An American Petroleum Institute representative extolled the virtues of natural gas, even though yesterday’s dire report by the Intergovernmental Panel on Climate Change urged nations to sharply curb their methane emissions. Natural gas operations are the primary source of methane because the pipelines, fracking wellheads and other infrastructure leaks the powerful greenhouse gas.

As for nuclear energy, the bill would allow Duke to incur up to $50 million in expenses — borne by the ratepayers — for an early site permit from the Nuclear Regulatory Commission for siting of a small reactor at an undetermined location in North Carolina. Nuclear energy proponents, including Robert Hayes of NC State University’s Department of Nuclear Engineering, emphasized that per gigawatt, this energy source takes up less physical space than solar or wind. All the radioactive waste generated since the 1970s, Hayes said, could fit in a football field, 9 feet deep.

However, Chemical and Engineering News reported last year that there are scientific concerns about the integrity of casks and containers in which the waste is stored: “In some cases, the aging containers have already begun leaking their toxic contents.”

Also not mentioned: the amount of water nuclear plants need for cooling. From the Union of Concerned Scientists: “Nuclear power plants consume vast amounts of water during normal operation to absorb the waste heat left over after making electricity and also to cool the equipment and buildings used in generating that electricity.”

3) The NC Utilities Commission is popular. Not because everyone agrees with all of its decisions, but the commission is the only state regulatory body that can tell Duke what to do. Duke Energy enjoys a regulated monopoly, meaning that in exchange for being (nearly) the only game in town, they are subject to the commission’s rulings.

The bill would strip the commission of some of its authority, and in doing so, cut the public out of the decision-making process. Commission hearings are quasi-judicial proceedings, with sworn testimony and public comment. Fewer of those proceedings equals fewer opportunities for the public to be heard.

“The current decision-making process gives us a voice,” said a representative of Nutrien, a larger fertilizer company, with a phosphate mine in eastern North Carolina. “It’s critical that ratepayers participate in the process, and that is jeopardized in this legislation. Public input is essential to sound energy policy.”

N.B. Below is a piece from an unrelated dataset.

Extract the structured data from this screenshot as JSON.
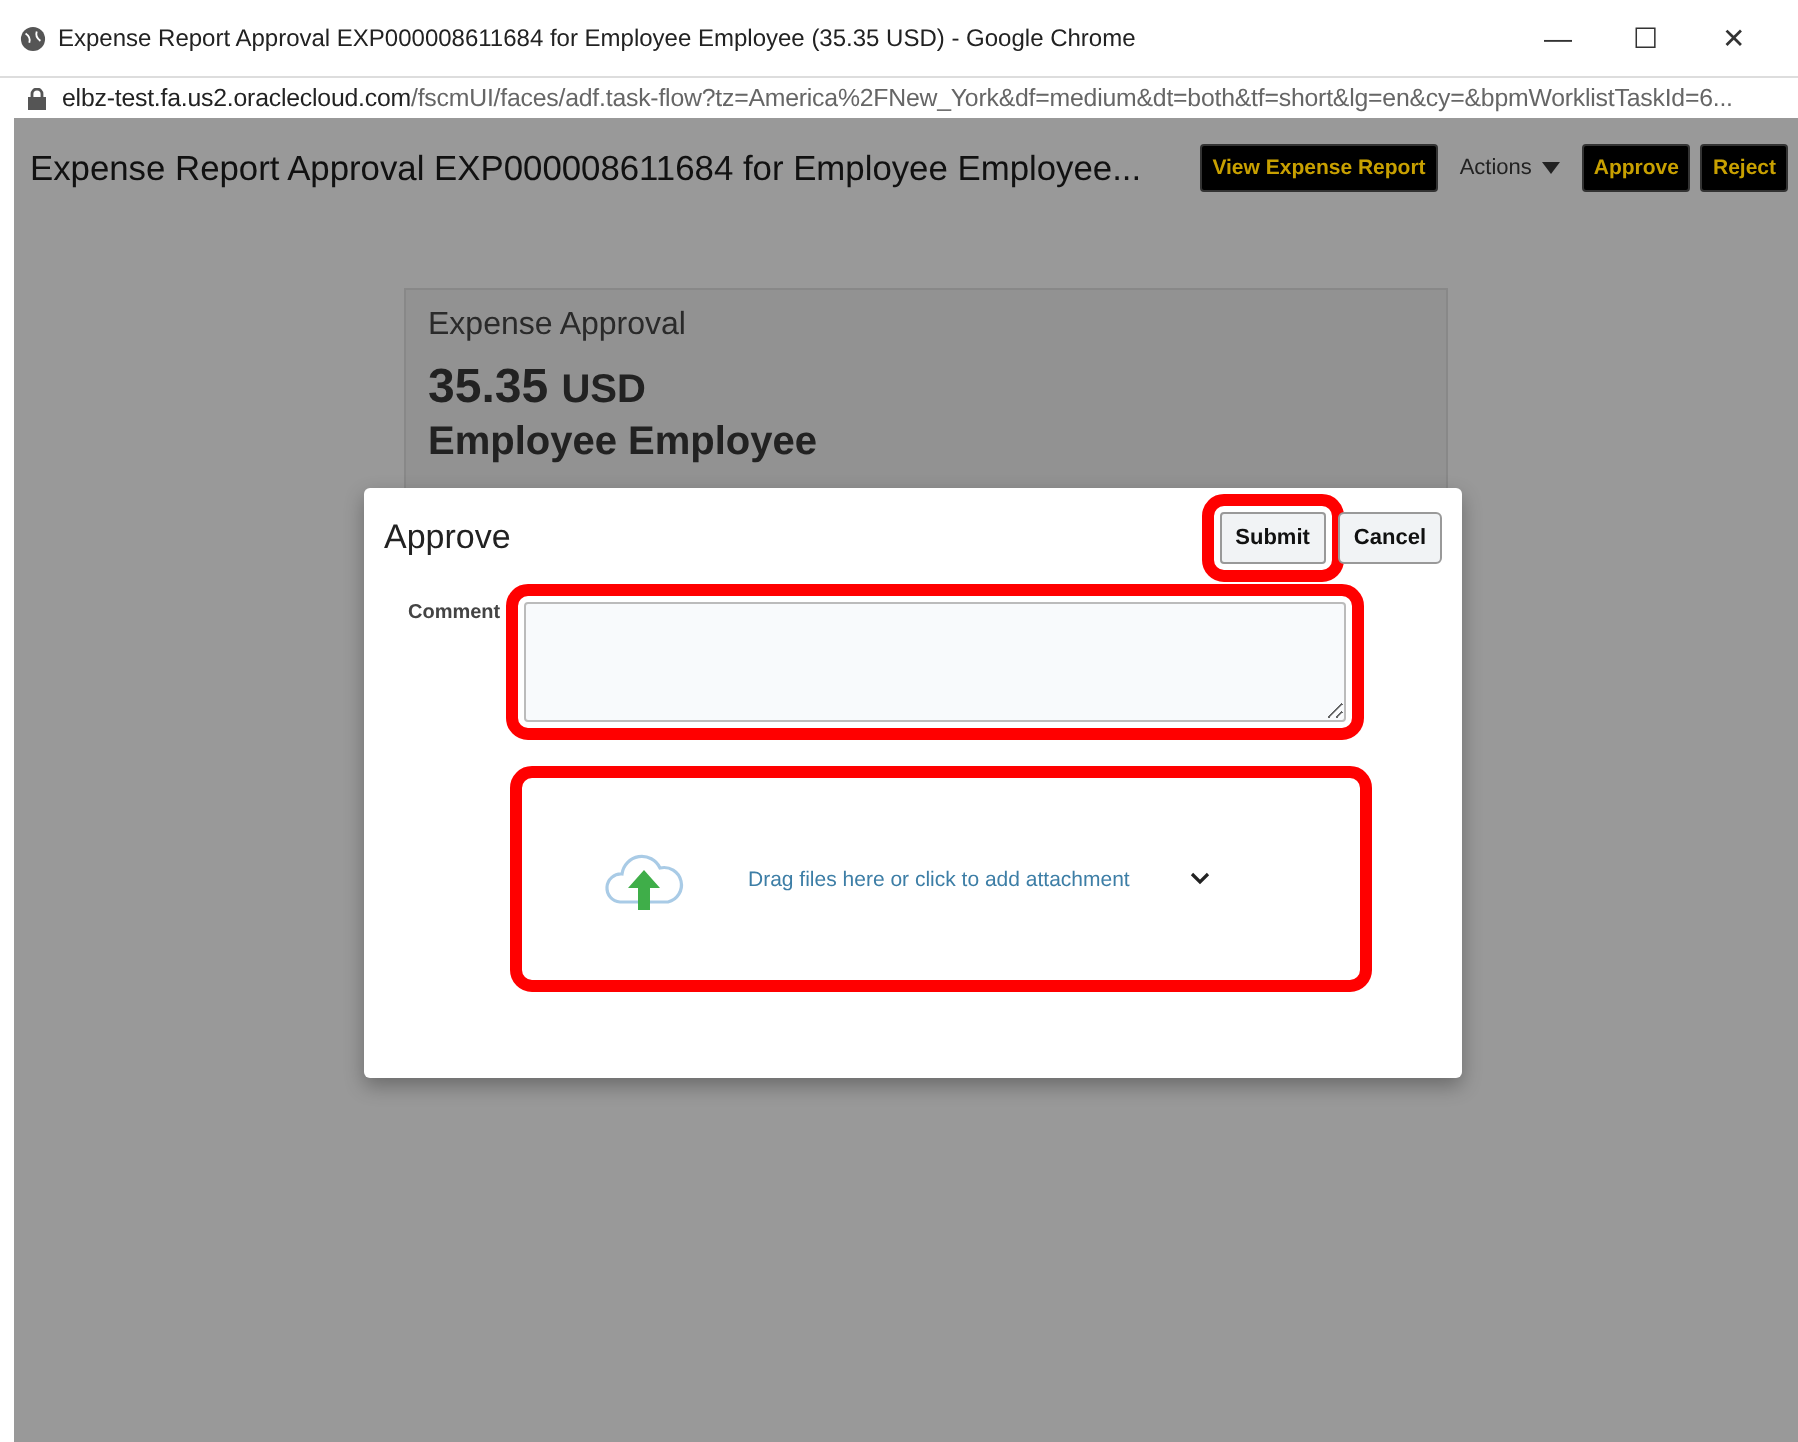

4) Despite the scientific consensus and overwhelming evidence, climate change deniers still exist. Dave Burton of Cary opposed the bill because it declares a “war on coal” by phasing out that energy source. Burton, a climate change denier, touted the (false) benefits of coal and carbon dioxide, and (falsely) claimed CO2 is the reason widespread famine is rare. Burton was on the board of NC-20, a group of coastal real estate and government interests, behind the now-infamous sea level rise bill. In 2012, that bill restricted state and local governments in using only select historical data to predict sea level rise along the North Carolina coast. With a stroke of a pen, a 3-foot increase suddenly became just 8 inches.

Burton claims to be a reviewer of the United Nations’ Intergovernmental Panel on Climate Change report, but that’s a low bar to clear. Most anyone can sign up to be a “reviewer,” which is not the same as being an author.

5) File under unintended consequences: When a large manufacturer closes or leaves North Carolina, that’s a loss in tax revenue. But small towns are harder hit by those losses. Without the manufacturer, the water and wastewater utilities also lose funds, but the costs of maintaining and upgrading the treatment systems, main lines, etc., remains the same.

What happens? The utilities can’t pay their bills or are forced to raise water and sewer rates on their customers. The utilities can become “distressed,” and risk being taken over by the state.